The Cariboo Regional District and the City of Williams Lake were both a perfect two for two when it comes to resolutions at this year’s North Central Local Government Association convention.
They were voted on in-person in Fort St. John on Thursday. (May 5)
CRD Chair Margo Wagner says one of theirs was for stable funding for the Forest Enhancement Society.
“The Forest Enhancement Society does a tremendous amount of work supporting projects that reduce greenhouse gases, protect communities from wildfire, improve wildfire habitat, they create jobs. They don’t have long term sustainable funding. Every year they go hand in hand to the province looking for money.”
Wagner says the second CRD resolution to pass was parental leave for elected officials.
“Currently, with the rules within the Community Charter and the Local Government Act, Directors who have an absent of 60 consecutive days or 4 consecutive regular scheduled Board meetings can be disqualified. We can basically call a by-election unless they get an exemption due to illness or a sustained injury for a long period of time.”

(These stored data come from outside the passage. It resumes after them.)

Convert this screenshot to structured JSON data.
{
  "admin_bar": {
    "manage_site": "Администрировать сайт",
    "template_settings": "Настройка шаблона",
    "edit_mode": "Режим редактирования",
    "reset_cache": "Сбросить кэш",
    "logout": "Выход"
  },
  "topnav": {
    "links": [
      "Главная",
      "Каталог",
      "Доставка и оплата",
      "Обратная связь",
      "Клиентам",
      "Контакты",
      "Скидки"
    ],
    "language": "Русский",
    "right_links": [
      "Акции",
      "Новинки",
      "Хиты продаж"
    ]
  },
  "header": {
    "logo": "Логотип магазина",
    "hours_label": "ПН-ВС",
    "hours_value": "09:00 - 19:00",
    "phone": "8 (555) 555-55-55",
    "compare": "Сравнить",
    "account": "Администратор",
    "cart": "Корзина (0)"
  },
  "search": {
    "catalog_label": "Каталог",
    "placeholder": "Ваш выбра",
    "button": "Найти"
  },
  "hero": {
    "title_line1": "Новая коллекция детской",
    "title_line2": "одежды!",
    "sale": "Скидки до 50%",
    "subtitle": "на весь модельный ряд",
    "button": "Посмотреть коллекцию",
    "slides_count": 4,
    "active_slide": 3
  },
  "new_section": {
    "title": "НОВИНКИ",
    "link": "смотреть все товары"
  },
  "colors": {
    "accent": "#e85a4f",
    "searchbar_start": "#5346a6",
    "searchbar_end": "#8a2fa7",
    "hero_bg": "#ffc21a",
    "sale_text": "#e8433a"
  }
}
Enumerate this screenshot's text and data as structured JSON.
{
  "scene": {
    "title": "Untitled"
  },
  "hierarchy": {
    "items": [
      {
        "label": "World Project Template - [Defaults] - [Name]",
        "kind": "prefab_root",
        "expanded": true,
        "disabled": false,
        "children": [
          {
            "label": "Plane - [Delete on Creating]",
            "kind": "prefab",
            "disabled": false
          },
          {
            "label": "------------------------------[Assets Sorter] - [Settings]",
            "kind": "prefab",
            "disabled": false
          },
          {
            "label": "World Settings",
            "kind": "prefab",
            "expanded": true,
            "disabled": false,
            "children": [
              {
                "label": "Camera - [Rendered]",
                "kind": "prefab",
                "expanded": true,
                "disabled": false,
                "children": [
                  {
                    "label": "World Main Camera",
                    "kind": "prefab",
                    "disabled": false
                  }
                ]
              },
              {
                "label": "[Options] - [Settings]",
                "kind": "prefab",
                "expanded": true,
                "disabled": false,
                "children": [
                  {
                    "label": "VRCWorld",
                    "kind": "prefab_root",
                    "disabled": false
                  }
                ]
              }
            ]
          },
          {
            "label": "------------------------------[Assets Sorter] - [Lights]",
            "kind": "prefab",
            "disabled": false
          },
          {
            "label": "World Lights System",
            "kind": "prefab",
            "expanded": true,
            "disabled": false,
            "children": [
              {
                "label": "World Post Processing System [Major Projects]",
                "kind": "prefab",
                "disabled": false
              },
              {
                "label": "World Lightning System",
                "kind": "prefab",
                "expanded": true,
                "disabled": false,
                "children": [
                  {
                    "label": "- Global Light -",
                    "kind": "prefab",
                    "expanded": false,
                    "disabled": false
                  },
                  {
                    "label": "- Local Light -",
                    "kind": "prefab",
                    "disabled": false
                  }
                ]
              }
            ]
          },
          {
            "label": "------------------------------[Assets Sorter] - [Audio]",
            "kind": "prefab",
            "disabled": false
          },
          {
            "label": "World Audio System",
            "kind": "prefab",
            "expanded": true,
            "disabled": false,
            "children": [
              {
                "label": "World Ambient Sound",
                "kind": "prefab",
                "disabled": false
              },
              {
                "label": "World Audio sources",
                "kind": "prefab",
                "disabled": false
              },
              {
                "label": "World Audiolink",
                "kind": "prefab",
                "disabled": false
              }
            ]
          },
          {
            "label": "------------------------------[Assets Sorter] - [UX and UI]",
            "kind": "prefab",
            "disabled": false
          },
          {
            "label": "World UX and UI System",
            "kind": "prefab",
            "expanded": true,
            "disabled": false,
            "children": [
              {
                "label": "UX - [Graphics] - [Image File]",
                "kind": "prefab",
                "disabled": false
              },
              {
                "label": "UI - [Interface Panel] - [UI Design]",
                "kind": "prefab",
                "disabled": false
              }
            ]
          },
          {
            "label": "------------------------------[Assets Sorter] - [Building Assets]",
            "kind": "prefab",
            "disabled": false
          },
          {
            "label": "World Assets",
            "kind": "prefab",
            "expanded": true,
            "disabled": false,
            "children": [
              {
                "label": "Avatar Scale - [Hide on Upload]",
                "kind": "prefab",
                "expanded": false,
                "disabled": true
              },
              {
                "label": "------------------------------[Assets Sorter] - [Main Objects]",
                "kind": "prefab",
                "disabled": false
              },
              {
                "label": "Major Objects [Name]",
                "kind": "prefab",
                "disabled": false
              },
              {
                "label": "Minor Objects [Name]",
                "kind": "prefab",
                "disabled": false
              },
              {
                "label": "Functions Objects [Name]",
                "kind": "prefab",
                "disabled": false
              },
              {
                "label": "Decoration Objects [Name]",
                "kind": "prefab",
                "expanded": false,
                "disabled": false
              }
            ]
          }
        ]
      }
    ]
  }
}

Wagner says the idea behind it is to try to get younger people to consider running for public office, which is something they currently struggle with.
She says two Williams Lake resolutions also passed unanimously, including one on funding for rural doctor locums.
” There is a doctor shortage, maybe not in Quesnel but in Williams Lake and 100 Mile House. So we’re finding it difficult to even get locums to come. We need locums to be able to not only relieve the doctors that we have got here so they’re able to take time off and go on vacation, but we also need them because we can’t get regular full-time doctors.”
Wagner says there is currently a program that is funded, but it’s for very small communities that have less than 7 doctors.
The other City of Williams Lake resolution that got the green light called for increased support and funding for mental health.
Wagner says people struggling with opioid addiction, homelessness and severe mental health issues in rural areas are often sent to larger centers for treatment, but that doesn’t help them when they return to their communities.
“When they get discharged they go back into kind of the same system that caused the issue in the first place. A lot of people fall through the cracks, and they go right back into the same situation. You need to have support for when they come back.”
The resolutions will now move on to the Union of BC Municipalities convention for approval in September.